In the ASCENT study (IMMU-132-05), the most common adverse reactions (incidence ≥25%) were fatigue, neutropenia, diarrhea, nausea, alopecia, anemia, constipation, vomiting, abdominal pain, and decreased appetite. The most frequent serious adverse reactions (SAR) (>1%) were neutropenia (7%), diarrhea (4%), and pneumonia (3%). SAR were reported in 27% of patients, and 5% discontinued therapy due to adverse reactions. The most common Grade 3-4 lab abnormalities (incidence ≥25%) in the ASCENT study were reduced neutrophils, leukocytes, and lymphocytes.

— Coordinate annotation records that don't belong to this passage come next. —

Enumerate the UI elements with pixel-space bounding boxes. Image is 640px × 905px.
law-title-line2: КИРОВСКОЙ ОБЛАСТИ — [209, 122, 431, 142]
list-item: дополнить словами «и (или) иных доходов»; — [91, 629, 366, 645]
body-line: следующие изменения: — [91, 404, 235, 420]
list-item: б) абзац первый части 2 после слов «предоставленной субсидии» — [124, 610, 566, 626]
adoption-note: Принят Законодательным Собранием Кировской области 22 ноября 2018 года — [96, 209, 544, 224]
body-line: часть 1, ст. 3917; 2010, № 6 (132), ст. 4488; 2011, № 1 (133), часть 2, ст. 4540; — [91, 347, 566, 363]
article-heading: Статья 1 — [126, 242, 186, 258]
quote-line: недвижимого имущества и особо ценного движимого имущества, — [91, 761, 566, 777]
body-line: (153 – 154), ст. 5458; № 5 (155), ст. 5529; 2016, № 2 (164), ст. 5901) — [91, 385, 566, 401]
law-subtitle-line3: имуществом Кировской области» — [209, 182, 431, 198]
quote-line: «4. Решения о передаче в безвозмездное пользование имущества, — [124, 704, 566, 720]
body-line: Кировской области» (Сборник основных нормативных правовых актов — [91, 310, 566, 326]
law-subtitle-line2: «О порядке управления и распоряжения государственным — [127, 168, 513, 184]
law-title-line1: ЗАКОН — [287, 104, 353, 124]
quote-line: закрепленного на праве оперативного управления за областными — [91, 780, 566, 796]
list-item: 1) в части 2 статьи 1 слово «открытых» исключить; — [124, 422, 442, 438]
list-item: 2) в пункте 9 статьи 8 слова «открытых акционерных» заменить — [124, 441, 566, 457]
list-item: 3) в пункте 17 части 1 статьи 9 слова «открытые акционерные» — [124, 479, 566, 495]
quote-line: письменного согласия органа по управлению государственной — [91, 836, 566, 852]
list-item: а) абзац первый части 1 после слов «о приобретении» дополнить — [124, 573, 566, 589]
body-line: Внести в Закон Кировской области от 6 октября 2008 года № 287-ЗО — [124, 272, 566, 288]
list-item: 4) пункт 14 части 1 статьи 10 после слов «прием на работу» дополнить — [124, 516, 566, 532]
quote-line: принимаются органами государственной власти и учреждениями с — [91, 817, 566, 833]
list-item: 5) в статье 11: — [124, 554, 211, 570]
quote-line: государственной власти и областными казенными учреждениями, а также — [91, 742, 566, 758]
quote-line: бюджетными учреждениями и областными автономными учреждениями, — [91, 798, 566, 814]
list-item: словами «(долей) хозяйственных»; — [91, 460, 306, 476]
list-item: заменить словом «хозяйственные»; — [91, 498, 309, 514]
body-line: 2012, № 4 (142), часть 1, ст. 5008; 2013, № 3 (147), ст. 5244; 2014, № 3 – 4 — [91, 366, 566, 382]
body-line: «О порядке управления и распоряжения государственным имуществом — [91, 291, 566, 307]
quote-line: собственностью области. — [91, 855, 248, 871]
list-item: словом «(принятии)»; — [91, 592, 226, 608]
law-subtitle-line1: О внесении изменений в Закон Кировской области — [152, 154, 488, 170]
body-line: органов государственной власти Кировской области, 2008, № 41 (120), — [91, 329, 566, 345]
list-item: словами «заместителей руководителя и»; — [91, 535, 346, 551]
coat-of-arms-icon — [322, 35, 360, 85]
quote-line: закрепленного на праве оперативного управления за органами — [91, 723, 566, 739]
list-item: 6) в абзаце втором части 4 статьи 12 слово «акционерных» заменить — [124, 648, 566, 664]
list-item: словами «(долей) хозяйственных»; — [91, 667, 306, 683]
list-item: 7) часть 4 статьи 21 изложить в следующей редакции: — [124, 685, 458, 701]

In the TROPHY study (IMMU-132-06), the most common adverse reactions (incidence ≥25%) were diarrhea, fatigue, neutropenia, nausea, any infection, alopecia, anemia, decreased appetite, constipation, vomiting, abdominal pain, and rash. The most frequent serious adverse reactions (SAR) (≥5%) were infection (18%), neutropenia (12%, including febrile neutropenia in 10%), acute kidney injury (6%), urinary tract infection (6%), and sepsis or bacteremia (5%). SAR were reported in 44% of patients, and 10% discontinued due to adverse reactions. The most common Grade 3-4 lab abnormalities (incidence ≥25%) in the TROPHY study were reduced neutrophils, leukocytes, and lymphocytes.

DRUG INTERACTIONS

UGT1A1 Inhibitors: Concomitant administration of Trodelvy with inhibitors of UGT1A1 may increase the incidence of adverse reactions due to potential increase in systemic exposure to SN-38. Avoid administering UGT1A1 inhibitors with Trodelvy.

UGT1A1 Inducers: Exposure to SN-38 may be substantially reduced in patients concomitantly receiving UGT1A1 enzyme inducers. Avoid administering UGT1A1 inducers with Trodelvy.